The open land boasts a diverse ecosystem. The urban oasis features a pond and creek on the northwest corner of the plat, bounded by wetlands. Two-thirds of the land is forested, including Douglas firs more than 70 years old. It’s the habitat of songbirds, mammals and amphibians who traverse terrain that shifts from gentle slopes to lush green hills.
Clara Heirman treasures all the park residents, including the deer, “big bucks with great big horns,” and she stipulated the land remain forested to preserve the “amazing” wildlife.
The name of the park is still being finalized and will require county approval, but the important work of protecting it from development is nearly finished.

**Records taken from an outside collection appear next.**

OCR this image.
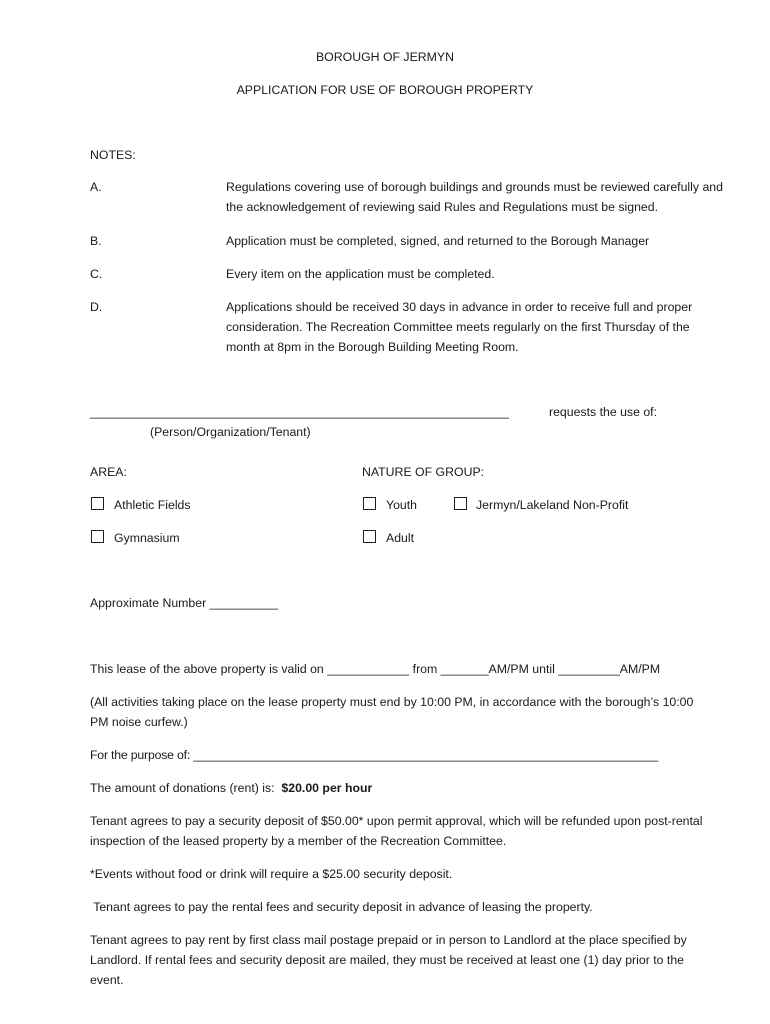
BOROUGH OF JERMYN
APPLICATION FOR USE OF BOROUGH PROPERTY
NOTES:
A.	Regulations covering use of borough buildings and grounds must be reviewed carefully and the acknowledgement of reviewing said Rules and Regulations must be signed.
B.	Application must be completed, signed, and returned to the Borough Manager
C.	Every item on the application must be completed.
D.	Applications should be received 30 days in advance in order to receive full and proper consideration. The Recreation Committee meets regularly on the first Thursday of the month at 8pm in the Borough Building Meeting Room.
________________________________________________________________	requests the use of:
(Person/Organization/Tenant)
AREA:	NATURE OF GROUP:
Athletic Fields	Youth	Jermyn/Lakeland Non-Profit
Gymnasium	Adult
Approximate Number __________
This lease of the above property is valid on ____________ from _______AM/PM until _________AM/PM
(All activities taking place on the lease property must end by 10:00 PM, in accordance with the borough’s 10:00 PM noise curfew.)
For the purpose of: ______________________________________________________________________
The amount of donations (rent) is: $20.00 per hour
Tenant agrees to pay a security deposit of $50.00* upon permit approval, which will be refunded upon post-rental inspection of the leased property by a member of the Recreation Committee.
*Events without food or drink will require a $25.00 security deposit.
Tenant agrees to pay the rental fees and security deposit in advance of leasing the property.
Tenant agrees to pay rent by first class mail postage prepaid or in person to Landlord at the place specified by Landlord. If rental fees and security deposit are mailed, they must be received at least one (1) day prior to the event.
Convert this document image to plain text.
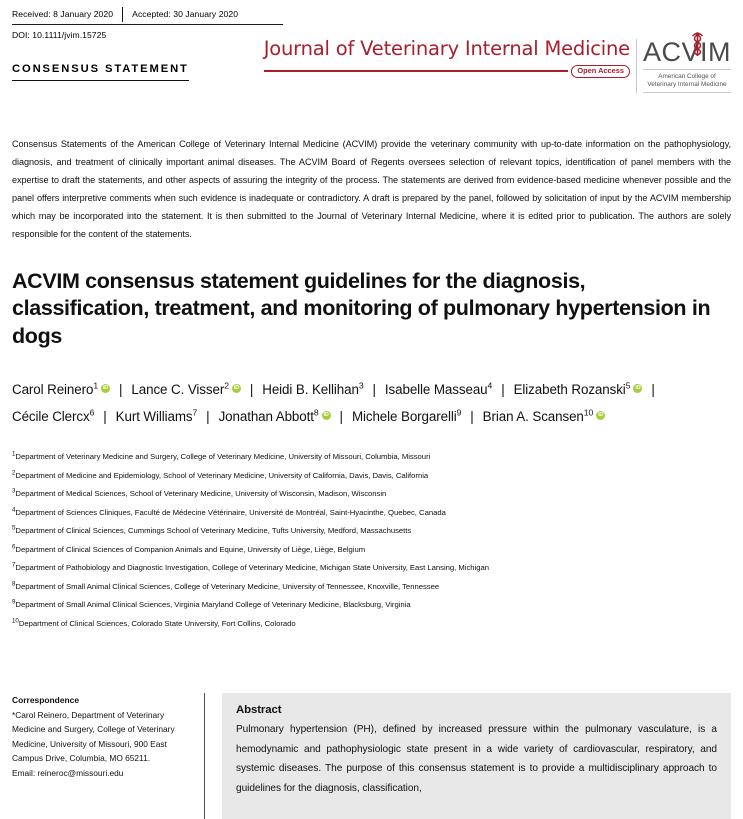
Received: 8 January 2020 Accepted: 30 January 2020
DOI: 10.1111/jvim.15725
CONSENSUS STATEMENT
Journal of Veterinary Internal Medicine
Open Access
ACVIM
American College of
Veterinary Internal Medicine
Consensus Statements of the American College of Veterinary Internal Medicine (ACVIM) provide the veterinary community with up-to-date information on the pathophysiology, diagnosis, and treatment of clinically important animal diseases. The ACVIM Board of Regents oversees selection of relevant topics, identification of panel members with the expertise to draft the statements, and other aspects of assuring the integrity of the process. The statements are derived from evidence-based medicine whenever possible and the panel offers interpretive comments when such evidence is inadequate or contradictory. A draft is prepared by the panel, followed by solicitation of input by the ACVIM membership which may be incorporated into the statement. It is then submitted to the Journal of Veterinary Internal Medicine, where it is edited prior to publication. The authors are solely responsible for the content of the statements.
ACVIM consensus statement guidelines for the diagnosis, classification, treatment, and monitoring of pulmonary hypertension in dogs
Carol Reinero$^1$ iD | Lance C. Visser$^2$ iD | Heidi B. Kellihan$^3$ | Isabelle Masseau$^4$ | Elizabeth Rozanski$^5$ iD |Cécile Clercx$^6$ | Kurt Williams$^7$ | Jonathan Abbott$^8$ iD | Michele Borgarelli$^9$ | Brian A. Scansen$^{10}$iD
$^1$Department of Veterinary Medicine and Surgery, College of Veterinary Medicine, University of Missouri, Columbia, Missouri
$^2$Department of Medicine and Epidemiology, School of Veterinary Medicine, University of California, Davis, Davis, California
$^3$Department of Medical Sciences, School of Veterinary Medicine, University of Wisconsin, Madison, Wisconsin
$^4$Department of Sciences Cliniques, Faculté de Médecine Vétérinaire, Université de Montréal, Saint-Hyacinthe, Quebec, Canada
$^5$Department of Clinical Sciences, Cummings School of Veterinary Medicine, Tufts University, Medford, Massachusetts
$^6$Department of Clinical Sciences of Companion Animals and Equine, University of Liège, Liège, Belgium
$^7$Department of Pathobiology and Diagnostic Investigation, College of Veterinary Medicine, Michigan State University, East Lansing, Michigan
$^8$Department of Small Animal Clinical Sciences, College of Veterinary Medicine, University of Tennessee, Knoxville, Tennessee
$^9$Department of Small Animal Clinical Sciences, Virginia Maryland College of Veterinary Medicine, Blacksburg, Virginia
$^{10}$Department of Clinical Sciences, Colorado State University, Fort Collins, Colorado
Correspondence
*Carol Reinero, Department of Veterinary Medicine and Surgery, College of Veterinary Medicine, University of Missouri, 900 East Campus Drive, Columbia, MO 65211.
Email: reineroc@missouri.edu
Abstract
Pulmonary hypertension (PH), defined by increased pressure within the pulmonary vasculature, is a hemodynamic and pathophysiologic state present in a wide variety of cardiovascular, respiratory, and systemic diseases. The purpose of this consensus statement is to provide a multidisciplinary approach to guidelines for the diagnosis, classification,
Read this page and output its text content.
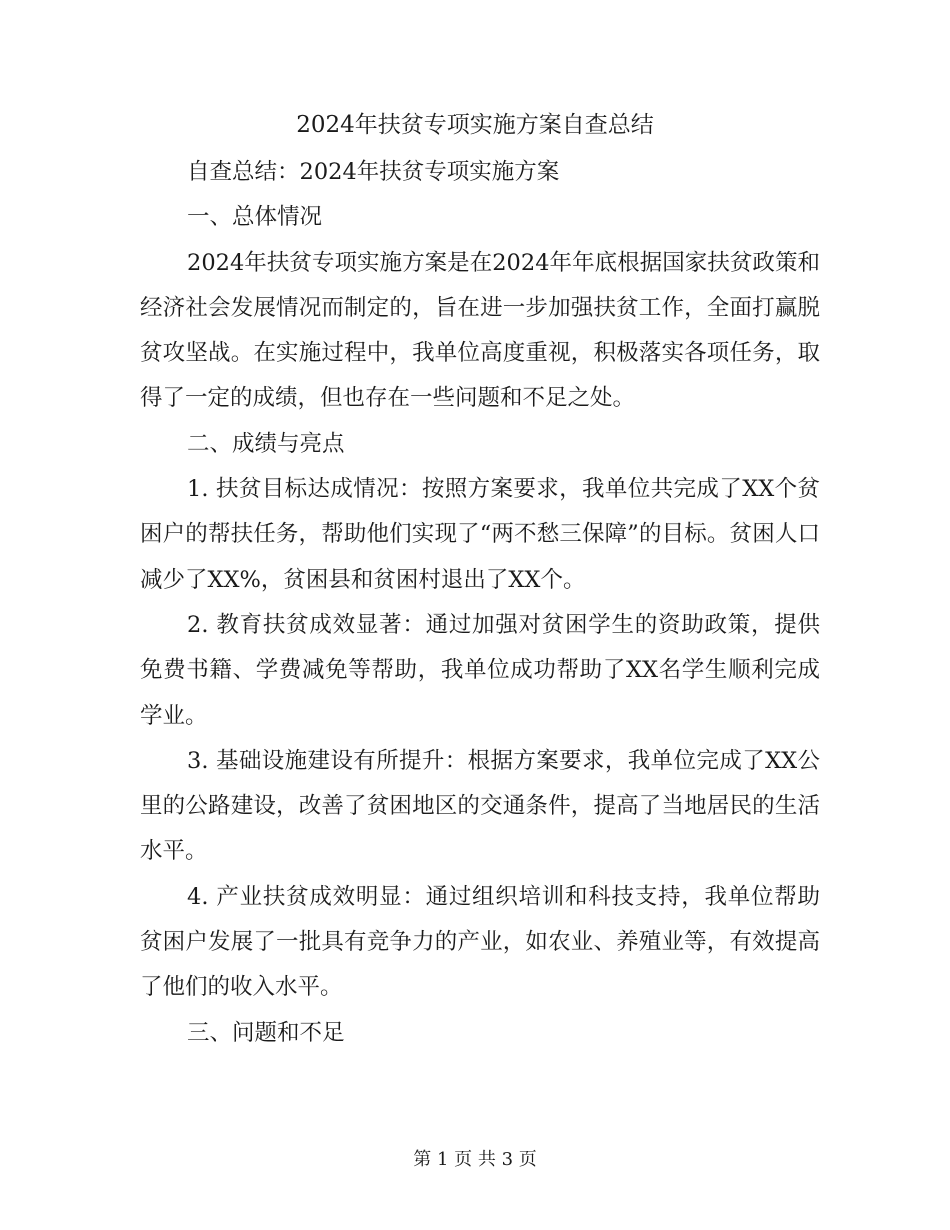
2024年扶贫专项实施方案自查总结

自查总结：2024年扶贫专项实施方案

一、总体情况

2024年扶贫专项实施方案是在2024年年底根据国家扶贫政策和经济社会发展情况而制定的，旨在进一步加强扶贫工作，全面打赢脱贫攻坚战。在实施过程中，我单位高度重视，积极落实各项任务，取得了一定的成绩，但也存在一些问题和不足之处。

二、成绩与亮点

1. 扶贫目标达成情况：按照方案要求，我单位共完成了XX个贫困户的帮扶任务，帮助他们实现了“两不愁三保障”的目标。贫困人口减少了XX%，贫困县和贫困村退出了XX个。

2. 教育扶贫成效显著：通过加强对贫困学生的资助政策，提供免费书籍、学费减免等帮助，我单位成功帮助了XX名学生顺利完成学业。

3. 基础设施建设有所提升：根据方案要求，我单位完成了XX公里的公路建设，改善了贫困地区的交通条件，提高了当地居民的生活水平。

4. 产业扶贫成效明显：通过组织培训和科技支持，我单位帮助贫困户发展了一批具有竞争力的产业，如农业、养殖业等，有效提高了他们的收入水平。

三、问题和不足

第 1 页 共 3 页
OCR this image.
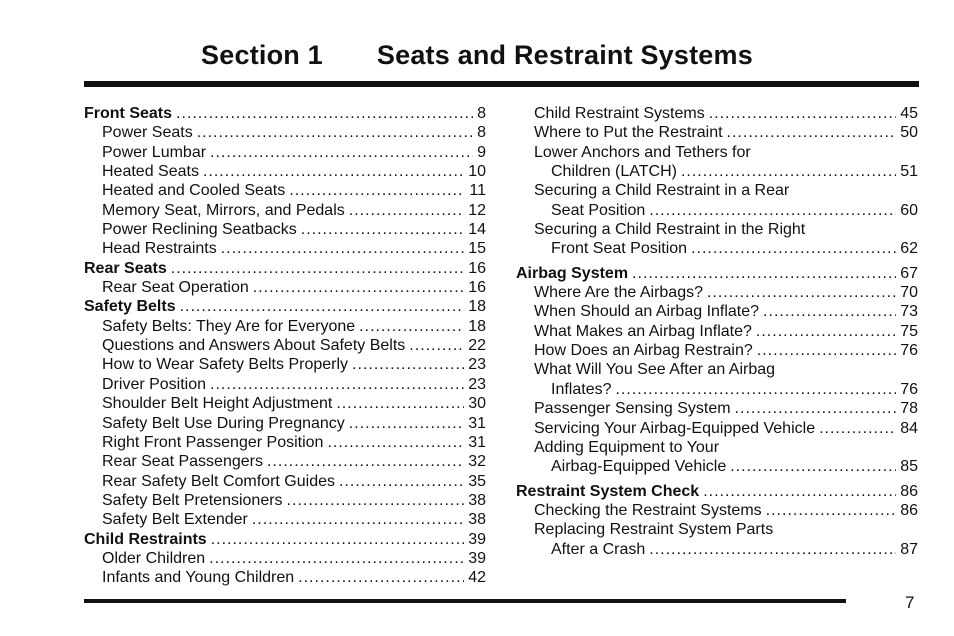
Section 1 Seats and Restraint Systems
Front Seats .....	8
Power Seats .....	8
Power Lumbar .....	9
Heated Seats .....	10
Heated and Cooled Seats .....	11
Memory Seat, Mirrors, and Pedals .....	12
Power Reclining Seatbacks .....	14
Head Restraints .....	15
Rear Seats .....	16
Rear Seat Operation .....	16
Safety Belts .....	18
Safety Belts: They Are for Everyone .....	18
Questions and Answers About Safety Belts .....	22
How to Wear Safety Belts Properly .....	23
Driver Position .....	23
Shoulder Belt Height Adjustment .....	30
Safety Belt Use During Pregnancy .....	31
Right Front Passenger Position .....	31
Rear Seat Passengers .....	32
Rear Safety Belt Comfort Guides .....	35
Safety Belt Pretensioners .....	38
Safety Belt Extender .....	38
Child Restraints .....	39
Older Children .....	39
Infants and Young Children .....	42
Child Restraint Systems .....	45
Where to Put the Restraint .....	50
Lower Anchors and Tethers for
Children (LATCH) .....	51
Securing a Child Restraint in a Rear
Seat Position .....	60
Securing a Child Restraint in the Right
Front Seat Position .....	62
Airbag System .....	67
Where Are the Airbags? .....	70
When Should an Airbag Inflate? .....	73
What Makes an Airbag Inflate? .....	75
How Does an Airbag Restrain? .....	76
What Will You See After an Airbag
Inflates? .....	76
Passenger Sensing System .....	78
Servicing Your Airbag-Equipped Vehicle .....	84
Adding Equipment to Your
Airbag-Equipped Vehicle .....	85
Restraint System Check .....	86
Checking the Restraint Systems .....	86
Replacing Restraint System Parts
After a Crash .....	87
7
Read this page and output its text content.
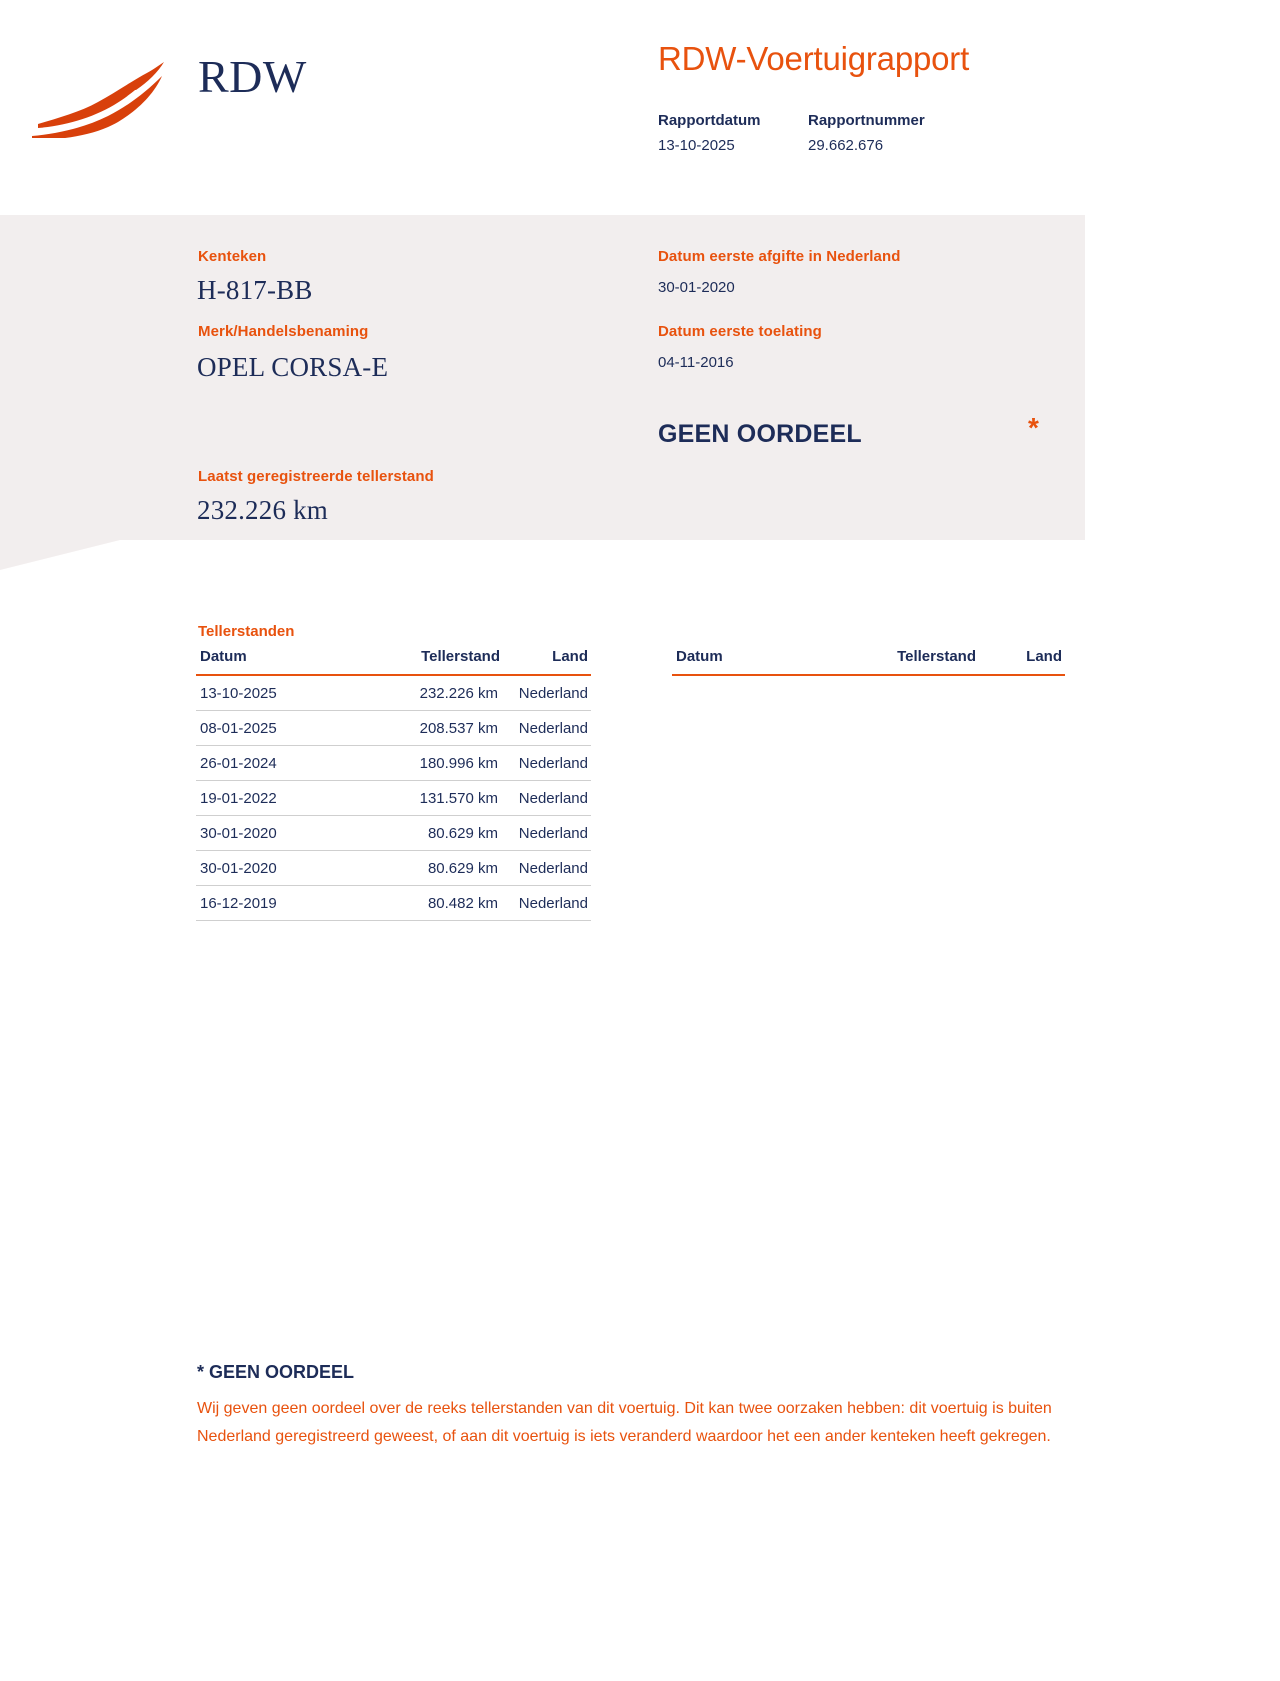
RDW	RDW-Voertuigrapport
Rapportdatum	Rapportnummer
13-10-2025	29.662.676
Kenteken
H-817-BB
Merk/Handelsbenaming
OPEL CORSA-E
Laatst geregistreerde tellerstand
232.226 km
Datum eerste afgifte in Nederland
30-01-2020
Datum eerste toelating
04-11-2016
GEEN OORDEEL	*
Tellerstanden
Datum	Tellerstand	Land
13-10-2025	232.226 km	Nederland
08-01-2025	208.537 km	Nederland
26-01-2024	180.996 km	Nederland
19-01-2022	131.570 km	Nederland
30-01-2020	80.629 km	Nederland
30-01-2020	80.629 km	Nederland
16-12-2019	80.482 km	Nederland
Datum	Tellerstand	Land
* GEEN OORDEEL
Wij geven geen oordeel over de reeks tellerstanden van dit voertuig. Dit kan twee oorzaken hebben: dit voertuig is buiten Nederland geregistreerd geweest, of aan dit voertuig is iets veranderd waardoor het een ander kenteken heeft gekregen.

As inviting as the site is for nature lovers, it would have been equally attractive to builders. The lot sits on 66th Street, just south of Weaver Way, off of Bickford Avenue and near state Route 9.
“There would’ve been a bidding war but I said ‘no way,’” Heirman said.
Instead, she approached the county about buying the land from her and her nephew. The county’s Parks, Recreation and Tourism division received a $400,000 Snohomish County Conservation Futures grant to fund the purchase and is in the final stages of completing the paperwork, said parks property administrator Kye Iris.
Not much will change once the purchase is complete. A few diseased trees will be removed to preserve the health of the rest. Heirman pictures picnic tables added to an existing concrete slab so families can enjoy meals near the trees.
The county will initially provide stewardship and maintenance for the park, a role which could transfer to the city in time.
The greenspace will provide a rare in-city park for residents of busy nearby neighborhoods. There is no other property in the community with the same environmental richness wrote park planning supervisor James Yap in the grant application.
Bob Heirman, an advocate for seniors’ access to nature, would no doubt be gratified to know his childhood homestead would enable many nearby seniors to partake in the wilds.
The park will join the 343-acre Bob Heirman Wildlife Preserve at Thomas’ Eddy as monuments to Heirman’s lifelong advocacy for the wild.
A ribbon cutting is tentatively scheduled for the second half of November close to what would have been Bob Heirman’s birthday Nov. 20. Details will be in the Tribune when available.
To those who knew the lifelong resident of Snohomish before cancer took him April 29, 2017 at age 84, the park is a perfect tribute.
“It’s a nature park, and you know Bob is nature,” Heirman said.